20. The server according to claim 19, characterized in that

The first controller is configured to determine the target cable group and the reference cable group as failed cable groups;

The second controller is configured to determine the target cable group and the reference cable group as faulty cable groups.

21. A computer system, characterized in that it comprises: a management switch, multiple power supply devices and multiple servers as described in any one of claims 1 to 20, a first group of servers among the multiple servers and the management switch are connected to a first group of power supply devices among the multiple power supply devices, a second group of servers is connected to a second group of power supply devices, the first group of power supply devices is used to power the first group of servers and the management switch, the second group of power supply devices is used to power the second group of servers, the second group of servers is servers other than the first group of servers among the multiple servers, and the second group of power supply devices is power supply devices other than the first group of power supply devices among the multiple power supply devices.

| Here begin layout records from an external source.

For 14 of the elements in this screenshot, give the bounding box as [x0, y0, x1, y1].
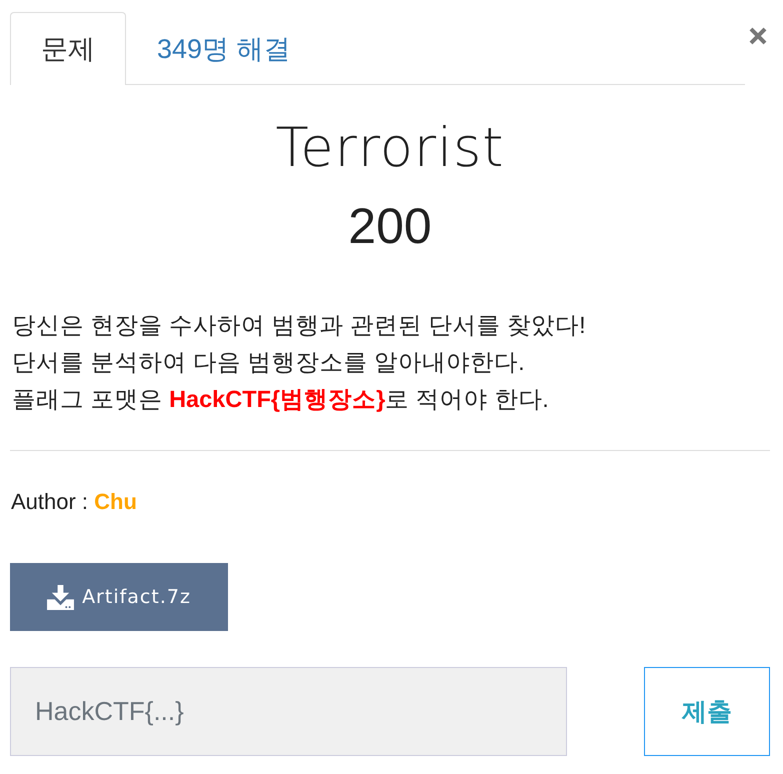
description-line: 플래그 포맷은 HackCTF{범행장소}로 적어야 한다. — [12, 385, 549, 414]
author-label: Author : — [11, 489, 88, 514]
description-line: 단서를 분석하여 다음 범행장소를 알아내야한다. — [12, 348, 525, 377]
submit-button[interactable]: 제출 — [644, 667, 770, 756]
description-line: 당신은 현장을 수사하여 범행과 관련된 단서를 찾았다! — [12, 311, 586, 340]
download-button[interactable]: Artifact.7z — [10, 563, 228, 631]
challenge-points: 200 — [348, 197, 432, 256]
tab[interactable]: 문제 — [10, 12, 126, 85]
tab[interactable]: 349명 해결 — [126, 12, 322, 85]
download-icon — [47, 584, 74, 610]
flag-input[interactable]: HackCTF{...} — [10, 667, 567, 756]
close-icon[interactable] — [748, 26, 768, 46]
challenge-title: Terrorist — [276, 115, 504, 181]
author-name: Chu — [94, 489, 137, 514]
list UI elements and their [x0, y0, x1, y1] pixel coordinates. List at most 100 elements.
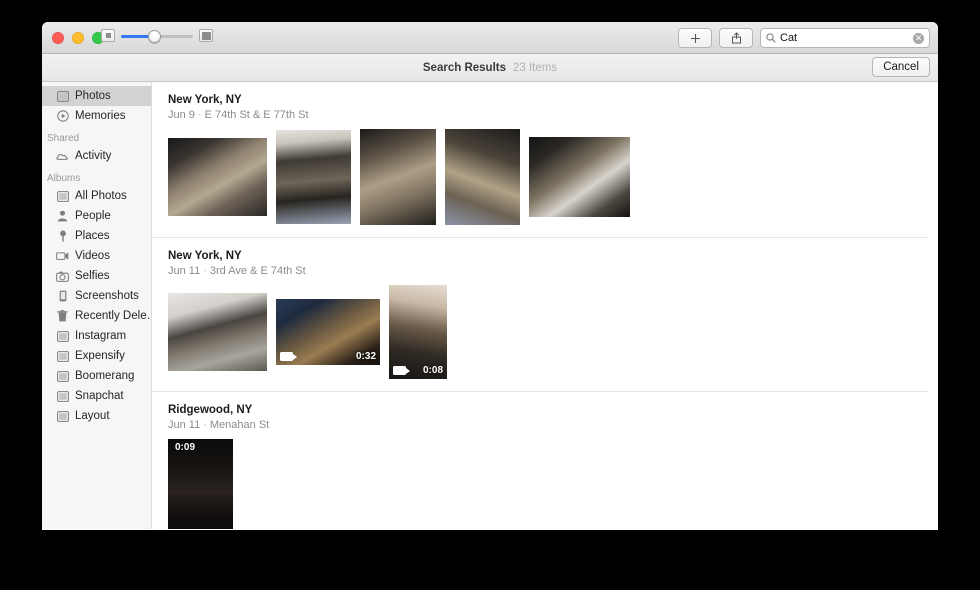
photo-thumbnail[interactable] [168, 293, 267, 371]
photo-thumbnail[interactable] [360, 129, 436, 225]
sidebar-item-label: Layout [75, 410, 110, 422]
sidebar[interactable]: Photos Memories Shared Activity Albums All Ph… [42, 82, 152, 529]
sidebar-item-all-photos[interactable]: All Photos [42, 186, 151, 206]
share-button[interactable] [719, 28, 753, 48]
small-thumbnail-icon[interactable] [101, 29, 115, 42]
sidebar-item-label: Recently Dele… [75, 310, 151, 322]
photo-thumbnail[interactable] [168, 138, 267, 216]
group-date: Jun 9 [168, 109, 195, 121]
search-icon [766, 33, 776, 43]
add-button[interactable] [678, 28, 712, 48]
video-badge: 0:32 [280, 351, 376, 362]
search-results-title: Search Results [422, 61, 506, 74]
photo-thumbnail[interactable] [276, 130, 351, 224]
window-body: Photos Memories Shared Activity Albums All Ph… [42, 82, 938, 529]
sidebar-item-recently-dele[interactable]: Recently Dele… [42, 306, 151, 326]
group-header: Ridgewood, NY Jun 11 · Menahan St [168, 392, 938, 439]
video-thumbnail[interactable]: 0:32 [276, 299, 380, 365]
album-icon [56, 410, 69, 423]
photo-tile-row: 0:09 [168, 439, 938, 529]
video-badge: 0:09 [172, 442, 195, 453]
minimize-window-button[interactable] [72, 32, 84, 44]
cloud-icon [56, 150, 69, 163]
plus-icon [690, 33, 700, 43]
memories-icon [56, 110, 69, 123]
close-window-button[interactable] [52, 32, 64, 44]
video-duration: 0:09 [175, 442, 196, 453]
photo-tile-holder [529, 129, 630, 225]
sidebar-item-label: Instagram [75, 330, 127, 342]
pin-icon [56, 230, 69, 243]
sidebar-item-memories[interactable]: Memories [42, 106, 151, 126]
sidebar-item-selfies[interactable]: Selfies [42, 266, 151, 286]
separator-dot: · [197, 109, 202, 121]
sidebar-item-label: Screenshots [75, 290, 139, 302]
thumbnail-size-slider[interactable] [121, 29, 193, 43]
sidebar-item-boomerang[interactable]: Boomerang [42, 366, 151, 386]
group-title: Ridgewood, NY [168, 404, 253, 416]
album-icon [56, 330, 69, 343]
album-icon [56, 190, 69, 203]
sidebar-item-label: Videos [75, 250, 110, 262]
sidebar-item-people[interactable]: People [42, 206, 151, 226]
sidebar-item-layout[interactable]: Layout [42, 406, 151, 426]
camera-icon [56, 270, 69, 283]
sidebar-item-label: Activity [75, 150, 112, 162]
sidebar-item-instagram[interactable]: Instagram [42, 326, 151, 346]
sidebar-item-activity[interactable]: Activity [42, 146, 151, 166]
group-subtitle: Jun 11 · Menahan St [168, 419, 938, 431]
separator-dot: · [203, 419, 207, 431]
photo-group: Ridgewood, NY Jun 11 · Menahan St 0:09 [152, 392, 938, 529]
sidebar-item-screenshots[interactable]: Screenshots [42, 286, 151, 306]
search-results-bar: Search Results 23 Items Cancel [42, 54, 938, 82]
share-icon [731, 32, 741, 44]
sidebar-item-label: Boomerang [75, 370, 135, 382]
video-duration: 0:08 [422, 365, 443, 376]
sidebar-item-photos[interactable]: Photos [42, 86, 151, 106]
sidebar-section-header: Shared [47, 133, 80, 144]
group-date: Jun 11 [168, 419, 201, 431]
person-icon [56, 210, 69, 223]
photo-tile-holder: 0:08 [389, 285, 447, 379]
sidebar-item-places[interactable]: Places [42, 226, 151, 246]
video-camera-icon [280, 352, 297, 361]
group-subtitle: Jun 9 · E 74th St & E 77th St [168, 109, 938, 121]
group-header: New York, NY Jun 9 · E 74th St & E 77th St [168, 82, 938, 129]
album-icon [56, 390, 69, 403]
photo-grid-content[interactable]: New York, NY Jun 9 · E 74th St & E 77th St N… [152, 82, 938, 529]
video-thumbnail[interactable]: 0:09 [168, 439, 233, 529]
group-header: New York, NY Jun 11 · 3rd Ave & E 74th St [168, 238, 938, 285]
separator-dot: · [203, 265, 207, 277]
search-input-value: Cat [780, 32, 798, 44]
cancel-button[interactable]: Cancel [872, 57, 930, 77]
clear-search-button[interactable]: ✕ [913, 32, 924, 44]
sidebar-item-label: Memories [75, 110, 126, 122]
group-place: 3rd Ave & E 74th St [209, 265, 306, 277]
photo-tile-row: 0:32 0:08 [168, 285, 938, 379]
photo-tile-holder [168, 285, 267, 379]
video-icon [56, 250, 69, 263]
traffic-light-controls [52, 32, 104, 44]
sidebar-item-snapchat[interactable]: Snapchat [42, 386, 151, 406]
sidebar-item-label: Snapchat [75, 390, 124, 402]
photo-tile-holder [168, 129, 267, 225]
video-thumbnail[interactable]: 0:08 [389, 285, 447, 379]
sidebar-item-label: People [75, 210, 111, 222]
photo-tile-holder [445, 129, 520, 225]
search-input[interactable]: Cat ✕ [760, 28, 930, 48]
group-date: Jun 11 [168, 265, 201, 277]
large-thumbnail-icon[interactable] [199, 29, 213, 42]
photo-thumbnail[interactable] [445, 129, 520, 225]
photo-thumbnail[interactable] [529, 137, 630, 217]
album-icon [56, 370, 69, 383]
slider-knob[interactable] [148, 29, 161, 43]
group-place: E 74th St & E 77th St [204, 109, 309, 121]
screenshot-icon [56, 290, 69, 303]
sidebar-item-label: All Photos [75, 190, 127, 202]
sidebar-item-expensify[interactable]: Expensify [42, 346, 151, 366]
search-results-count: 23 Items [513, 61, 558, 74]
sidebar-item-videos[interactable]: Videos [42, 246, 151, 266]
trash-icon [56, 310, 69, 323]
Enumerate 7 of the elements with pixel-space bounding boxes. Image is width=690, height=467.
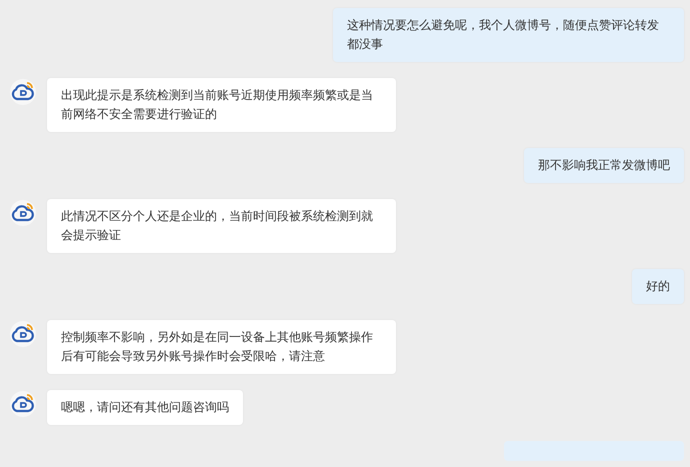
message-bubble: 此情况不区分个人还是企业的，当前时间段被系统检测到就会提示验证 <box>47 199 396 253</box>
message-bubble: 那不影响我正常发微博吧 <box>524 148 684 183</box>
message-bubble: 出现此提示是系统检测到当前账号近期使用频率频繁或是当前网络不安全需要进行验证的 <box>47 78 396 132</box>
message-bubble: 控制频率不影响，另外如是在同一设备上其他账号频繁操作后有可能会导致另外账号操作时会受限哈，请注意 <box>47 320 396 374</box>
message-bubble: 嗯嗯，请问还有其他问题咨询吗 <box>47 390 243 425</box>
message-bubble: 好的 <box>632 269 684 304</box>
message-bubble: 这种情况要怎么避免呢，我个人微博号，随便点赞评论转发都没事 <box>333 8 684 62</box>
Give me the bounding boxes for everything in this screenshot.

22. A multi-node management method, characterized in that a server comprises: a plurality of processor nodes and a plurality of connection nodes, each of the processor nodes comprises: a plurality of processors, a plurality of first connectors and a first controller, each of the connection nodes comprises: a plurality of cable groups, the plurality of first connectors are connected to the plurality of cable groups in a one-to-one correspondence, the connection nodes are used to connect to a reference device, the connection nodes provide the plurality of processors with a plurality of data links for data transmission with the reference device through the plurality of cable groups, the method is applied to the first controller, the method comprises:

Establishing a correspondence between the plurality of data link groups and the plurality of cable groups, the correspondence comprising a correspondence between data link identifiers and connector identifiers, and a correspondence between the connector identifiers and cable group identifiers;

In the process of data transmission between the multiple processors and the reference device, detecting a target cable group with a fault from the multiple cable groups according to the corresponding relationship and the fault status of each data link in the multiple groups of data links;

Wherein, the detecting of a target cable group with a fault from the multiple cable groups includes: in a case where a fault state is detected in a first candidate data link for indicating a first data link with a fault, extracting a first data link identifier of the first data link from first fault information corresponding to the first data link, obtaining a first target connector identifier corresponding to the first data link identifier from a data link identifier and a first connector identifier having a corresponding relationship, and obtaining a target cable group identifier corresponding to the first target connector identifier from a first connector identifier and a cable group identifier having a corresponding relationship, and determining the cable group corresponding to the target cable group identifier as the target cable group, wherein the first fault information includes the fault state of the first data link and the first data link identifier of the first data link.

23. A computer-readable storage medium, characterized in that:

The computer-readable storage medium stores a computer program, wherein the computer program implements the steps of the method described in claim 22 when executed by a processor.

24. An electronic device comprising a memory, a processor, and a computer program stored in the memory and executable on the processor, wherein:

When the processor executes the computer program, the steps of the method according to claim 22 are implemented.

25. A computer program product, comprising a computer program, characterized in that

When the computer program is executed by a processor, the steps of the method according to claim 22 are implemented.